The lack of a class size effect is one of many dogs that don’t bark, intuitive explanations of academic outcomes that don’t actually work out. 

[snip]

An analysis considering segregation, neighborhood effects, and the SES of schoolmates still left 90% of the racial achievement gap unexplained, suggesting that these factors have limited salience for any population of students.

[snip]

Is my claim here that environmental factors don’t contribute to educational outcomes? No. There are consistent and demonstrable impacts from all manner of influences that might be considered environmental. For example, premature and low birth weight babies frequently go on to struggle academically as older children. The negative cognitive effects of lead have perhaps been somewhat overstated but are nonetheless real. The issue is that these factors are often real but very small.
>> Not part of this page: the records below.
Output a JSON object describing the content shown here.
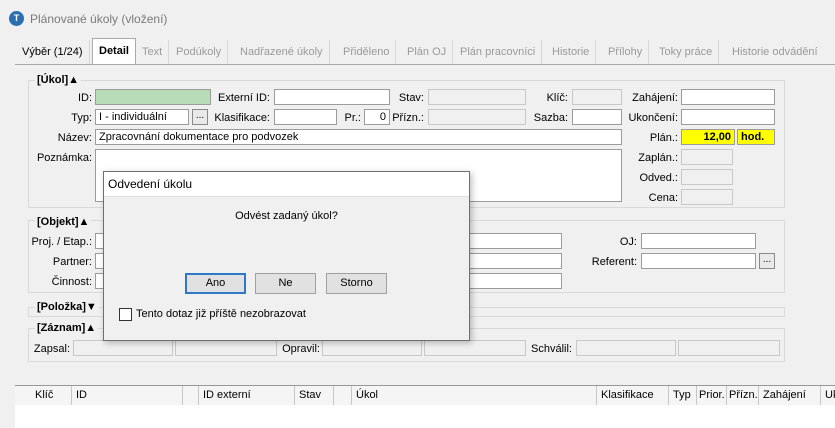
{
  "window": {
    "title": "Plánované úkoly (vložení)",
    "icon": "app-logo-icon"
  },
  "tabs": [
    {
      "label": "Výběr (1/24)"
    },
    {
      "label": "Detail"
    },
    {
      "label": "Text"
    },
    {
      "label": "Podúkoly"
    },
    {
      "label": "Nadřazené úkoly"
    },
    {
      "label": "Přiděleno"
    },
    {
      "label": "Plán OJ"
    },
    {
      "label": "Plán pracovníci"
    },
    {
      "label": "Historie"
    },
    {
      "label": "Přílohy"
    },
    {
      "label": "Toky práce"
    },
    {
      "label": "Historie odvádění"
    }
  ],
  "ukol": {
    "title": "[Úkol]▲",
    "id_label": "ID:",
    "id_value": "",
    "externi_id_label": "Externí ID:",
    "externi_id_value": "",
    "stav_label": "Stav:",
    "stav_value": "",
    "klic_label": "Klíč:",
    "klic_value": "",
    "zahajeni_label": "Zahájení:",
    "zahajeni_value": "",
    "typ_label": "Typ:",
    "typ_value": "I - individuální",
    "klasifikace_label": "Klasifikace:",
    "klasifikace_value": "",
    "pr_label": "Pr.:",
    "pr_value": "0",
    "priznaky_label": "Přízn.:",
    "priznaky_value": "",
    "sazba_label": "Sazba:",
    "sazba_value": "",
    "ukonceni_label": "Ukončení:",
    "ukonceni_value": "",
    "nazev_label": "Název:",
    "nazev_value": "Zpracovnání dokumentace pro podvozek",
    "plan_label": "Plán.:",
    "plan_value": "12,00",
    "plan_unit": "hod.",
    "poznamka_label": "Poznámka:",
    "zaplan_label": "Zaplán.:",
    "odved_label": "Odved.:",
    "cena_label": "Cena:",
    "ellipsis": "..."
  },
  "objekt": {
    "title": "[Objekt]▲",
    "proj_label": "Proj. / Etap.:",
    "partner_label": "Partner:",
    "cinnost_label": "Činnost:",
    "oj_label": "OJ:",
    "referent_label": "Referent:",
    "ellipsis": "..."
  },
  "polozka": {
    "title": "[Položka]▼"
  },
  "zaznam": {
    "title": "[Záznam]▲",
    "zapsal_label": "Zapsal:",
    "opravil_label": "Opravil:",
    "schvalil_label": "Schválil:"
  },
  "grid": {
    "columns": [
      "Klíč",
      "ID",
      "",
      "ID externí",
      "Stav",
      "",
      "Úkol",
      "Klasifikace",
      "Typ",
      "Prior.",
      "Přízn.",
      "Zahájení",
      "Ukon"
    ]
  },
  "dialog": {
    "title": "Odvedení úkolu",
    "message": "Odvést zadaný úkol?",
    "yes": "Ano",
    "no": "Ne",
    "cancel": "Storno",
    "checkbox_label": "Tento dotaz již příště nezobrazovat"
  },
  "colors": {
    "highlight": "#ffff00",
    "id_field": "#b9dcb8",
    "default_button_border": "#2f78c6"
  }
}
Access to legal marijuana does negatively impact the academic performance of college students - by less than a tenth of a standard deviation. Still, the aggregate of many small environmental influences can be very meaningful. I’ve already said that I believe the racial achievement gap is the product of the profoundly different environments Black children live in on average, and these environmental changes are far more complex and multivariate than the SES differences that do not adequately explain the achievement gap. The problem is that it is far harder for policy to change a vast number of tiny influences than to change one big influence. Nor is there any guarantee any given environmental influence can be changed. . . . Environmental does not necessarily mean malleable.

[snip]

All of this is consistent with the simple observation we all had when we were kids, which is that some of our peers were better at school and others were worse, and that their relative placement within performance band didn’t change much. Admit it: you thought there were “the smart kids” in school, whether you classified yourself among them or not, and that classification was justified by performance again and again until you graduated from high school. Did one or two of them fall down the rankings because their parents got divorced or they started doing drugs? Sure. But as a class, they stayed the smart kids the whole time. Because to a large degree when it comes to school we are who we are. If you think I’m disparaging everybody else, well. I wrote a whole book about why we should care much less about who’s smart.

Read the whole thing.  He shows the data.  He links to sources. He leaves room for interpretation and disagreement.  But it is hard to argue that at least on the diagnosis side of things he is wrong.  School can do many things but it cannot undo reality.